Edzell is a village that has seen much change over its short history. A good example is the way that the village was connected to the railway very late, in 1896. The passenger service had already been lost by 1931, and even the freight line shut in 1966. Edzell must be one of the few settlements to have lost its passenger railway even before it gained its mains electricity, which only arrived in 1936.
Land a little to the east of the village was used for an RAF airfield during World War II, and in the 1960s this became a major US Navy base used to track submarines around the world. With the end of the Cold War and the advance of technology this too was eventually overtaken, and the military base at Edzell closed in 1995. This resulted in the loss of nearly 300 local jobs and the departure of 700 military personnel, together with their contribution to the local economy.

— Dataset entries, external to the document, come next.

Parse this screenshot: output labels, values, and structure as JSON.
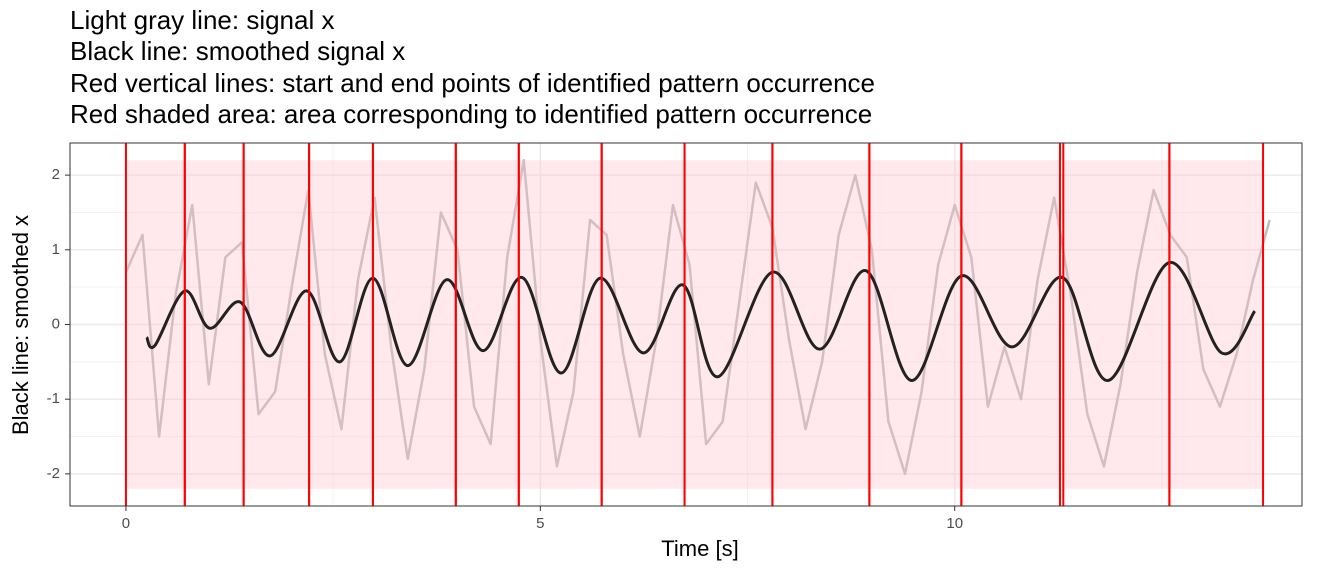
{
  "chart_data": {
    "type": "line",
    "title_lines": [
      "Light gray line: signal x",
      "Black line: smoothed signal x",
      "Red vertical lines: start and end points of identified pattern occurrence",
      "Red shaded area: area corresponding to identified pattern occurrence"
    ],
    "xlabel": "Time [s]",
    "ylabel": "Black line: smoothed x",
    "xlim": [
      -0.675,
      14.19
    ],
    "ylim": [
      -2.43,
      2.43
    ],
    "xticks": [
      0,
      5,
      10
    ],
    "yticks": [
      -2,
      -1,
      0,
      1,
      2
    ],
    "grid": true,
    "series": [
      {
        "color": "#bdbdbd",
        "width": 2.5,
        "x": [
          0,
          0.2,
          0.4,
          0.6,
          0.8,
          1.0,
          1.2,
          1.4,
          1.6,
          1.8,
          2.0,
          2.2,
          2.4,
          2.6,
          2.8,
          3.0,
          3.2,
          3.4,
          3.6,
          3.8,
          4.0,
          4.2,
          4.4,
          4.6,
          4.8,
          5.0,
          5.2,
          5.4,
          5.6,
          5.8,
          6.0,
          6.2,
          6.4,
          6.6,
          6.8,
          7.0,
          7.2,
          7.4,
          7.6,
          7.8,
          8.0,
          8.2,
          8.4,
          8.6,
          8.8,
          9.0,
          9.2,
          9.4,
          9.6,
          9.8,
          10.0,
          10.2,
          10.4,
          10.6,
          10.8,
          11.0,
          11.2,
          11.4,
          11.6,
          11.8,
          12.0,
          12.2,
          12.4,
          12.6,
          12.8,
          13.0,
          13.2,
          13.4,
          13.6,
          13.8
        ],
        "values": [
          0.7,
          1.2,
          -1.5,
          0.4,
          1.6,
          -0.8,
          0.9,
          1.1,
          -1.2,
          -0.9,
          0.5,
          1.8,
          -0.4,
          -1.4,
          0.6,
          1.7,
          -0.3,
          -1.8,
          -0.6,
          1.5,
          1.0,
          -1.1,
          -1.6,
          0.9,
          2.2,
          -0.2,
          -1.9,
          -0.9,
          1.4,
          1.2,
          -0.4,
          -1.5,
          -0.2,
          1.6,
          0.8,
          -1.6,
          -1.3,
          0.3,
          1.9,
          1.3,
          -0.2,
          -1.4,
          -0.5,
          1.2,
          2.0,
          1.0,
          -1.3,
          -2.0,
          -0.9,
          0.8,
          1.6,
          0.9,
          -1.1,
          -0.3,
          -1.0,
          0.6,
          1.7,
          0.4,
          -1.2,
          -1.9,
          -0.8,
          0.7,
          1.8,
          1.2,
          0.9,
          -0.6,
          -1.1,
          -0.4,
          0.6,
          1.4
        ]
      },
      {
        "color": "#222222",
        "width": 3,
        "x": [
          0.25,
          0.35,
          0.71,
          1.01,
          1.38,
          1.74,
          2.18,
          2.58,
          2.98,
          3.4,
          3.87,
          4.31,
          4.78,
          5.25,
          5.72,
          6.24,
          6.72,
          7.14,
          7.8,
          8.37,
          8.93,
          9.48,
          10.08,
          10.69,
          11.3,
          11.85,
          12.59,
          13.22,
          13.62
        ],
        "values": [
          -0.17,
          -0.28,
          0.45,
          -0.05,
          0.3,
          -0.42,
          0.45,
          -0.5,
          0.62,
          -0.55,
          0.6,
          -0.35,
          0.63,
          -0.65,
          0.62,
          -0.38,
          0.53,
          -0.7,
          0.7,
          -0.33,
          0.72,
          -0.75,
          0.65,
          -0.3,
          0.63,
          -0.75,
          0.83,
          -0.38,
          0.18
        ]
      }
    ],
    "pattern_occurrences": {
      "start": [
        0,
        0.71,
        1.42,
        2.21,
        2.98,
        3.98,
        4.74,
        5.74,
        6.74,
        7.8,
        8.97,
        10.08,
        11.31,
        12.59
      ],
      "end": [
        0.71,
        1.42,
        2.21,
        2.98,
        3.98,
        4.74,
        5.74,
        6.74,
        7.8,
        8.97,
        10.08,
        11.27,
        12.59,
        13.72
      ],
      "color": "#ff0000",
      "shade_color": "#ffc0cb",
      "shade_ylim": [
        -2.2,
        2.2
      ]
    }
  }
}
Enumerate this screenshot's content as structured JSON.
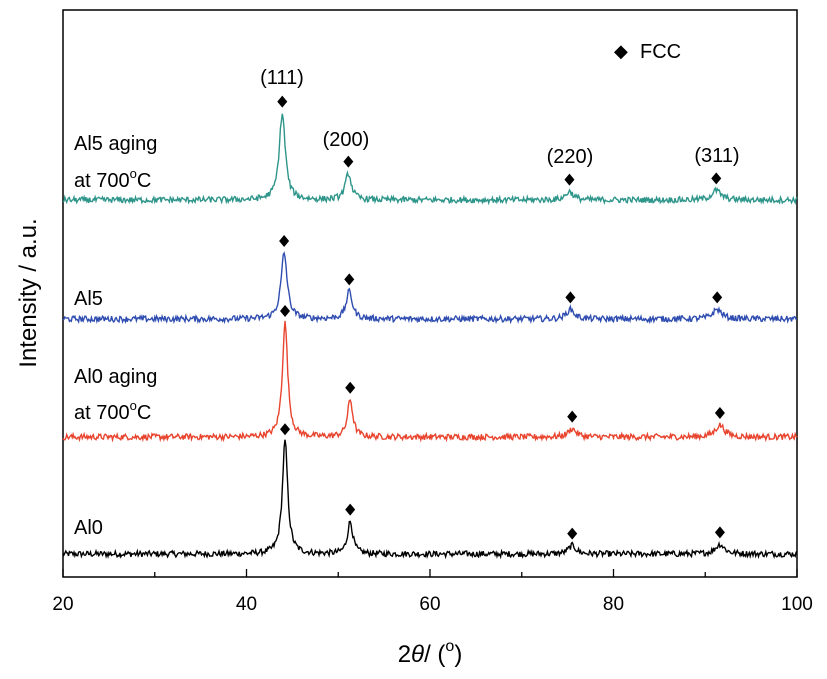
{
  "chart_data": {
    "type": "line",
    "xlabel": "2θ / (°)",
    "ylabel": "Intensity / a.u.",
    "xlim": [
      20,
      100
    ],
    "xticks": [
      20,
      40,
      60,
      80,
      100
    ],
    "xtick_labels": [
      "20",
      "40",
      "60",
      "80",
      "100"
    ],
    "yticks_shown": false,
    "grid": false,
    "legend": {
      "position": "top-right",
      "label": "FCC",
      "marker": "diamond"
    },
    "peak_markers_x": [
      44.2,
      51.3,
      75.5,
      91.5
    ],
    "peak_labels": [
      "(111)",
      "(200)",
      "(220)",
      "(311)"
    ],
    "series": [
      {
        "name": "Al0",
        "color": "#000000",
        "peaks": [
          {
            "x": 44.2,
            "height": 0.94,
            "width": 0.35
          },
          {
            "x": 51.3,
            "height": 0.27,
            "width": 0.35
          },
          {
            "x": 75.5,
            "height": 0.07,
            "width": 0.5
          },
          {
            "x": 91.6,
            "height": 0.08,
            "width": 0.6
          }
        ]
      },
      {
        "name": "Al0 aging at 700°C",
        "color": "#e8442e",
        "peaks": [
          {
            "x": 44.2,
            "height": 0.95,
            "width": 0.35
          },
          {
            "x": 51.3,
            "height": 0.31,
            "width": 0.35
          },
          {
            "x": 75.5,
            "height": 0.07,
            "width": 0.5
          },
          {
            "x": 91.6,
            "height": 0.1,
            "width": 0.6
          }
        ]
      },
      {
        "name": "Al5",
        "color": "#2f4db0",
        "peaks": [
          {
            "x": 44.1,
            "height": 0.55,
            "width": 0.4
          },
          {
            "x": 51.2,
            "height": 0.23,
            "width": 0.4
          },
          {
            "x": 75.3,
            "height": 0.08,
            "width": 0.5
          },
          {
            "x": 91.3,
            "height": 0.08,
            "width": 0.6
          }
        ]
      },
      {
        "name": "Al5 aging at 700°C",
        "color": "#2e958a",
        "peaks": [
          {
            "x": 43.9,
            "height": 0.72,
            "width": 0.4
          },
          {
            "x": 51.1,
            "height": 0.22,
            "width": 0.4
          },
          {
            "x": 75.2,
            "height": 0.07,
            "width": 0.5
          },
          {
            "x": 91.2,
            "height": 0.08,
            "width": 0.6
          }
        ]
      }
    ]
  },
  "labels": {
    "al5_aging_l1": "Al5 aging",
    "al5_aging_l2": "at 700",
    "al5": "Al5",
    "al0_aging_l1": "Al0 aging",
    "al0_aging_l2": "at 700",
    "al0": "Al0",
    "degree_sup": "o",
    "celsius": "C",
    "fcc": "FCC",
    "diamond_glyph": "◆",
    "xlabel_prefix": "2",
    "xlabel_theta": "θ",
    "xlabel_mid": "/ (",
    "xlabel_sup": "o",
    "xlabel_end": ")",
    "ylabel": "Intensity / a.u."
  },
  "colors": {
    "axis": "#000000",
    "background": "#ffffff"
  }
}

Today's Edzell has overcome its past difficulties. Visitors arriving from the south are greeted first by the Dalhousie Arch across the main road. This remarkable structure was erected in 1887 to commemorate the 13th Earl of Dalhousie. And not far beyond it is the equally magnificent Inglis Memorial Hall. This was designed by Owers of Dundee, and built in 1898. The same year saw the building of the Glenesk Hotel, on the opposite side of the main street. Today the memorial hall serves a range of uses, including village library.
Towards the north end of Edzell is the main road junction; if you want to go to the castle, this is where you turn to head west. This is overlooked from the south east by the large Panmure Arms Hotel, and from the north west by the Parish Church of Edzell and Lethnot, set amid surrounding parkland. The church was built here in 1819, after being moved from its previous location near the castle.
The presence of nearby Edzell Castle in its attractively ruinous state led to a tourist industry starting in Edzell even before the railway arrived. The village had also long been a centre for fishing, and in 1895 it acquired an 18 hole golf course. More recent additions include a driving range and a golf academy.
Meantime the main street retains a useful collection of shops and services and a relaxing atmosphere. Coupled with a range of accommodation on offer from B&Bs through to significant hotels, Edzell is an excellent touring base for eastern Scotland.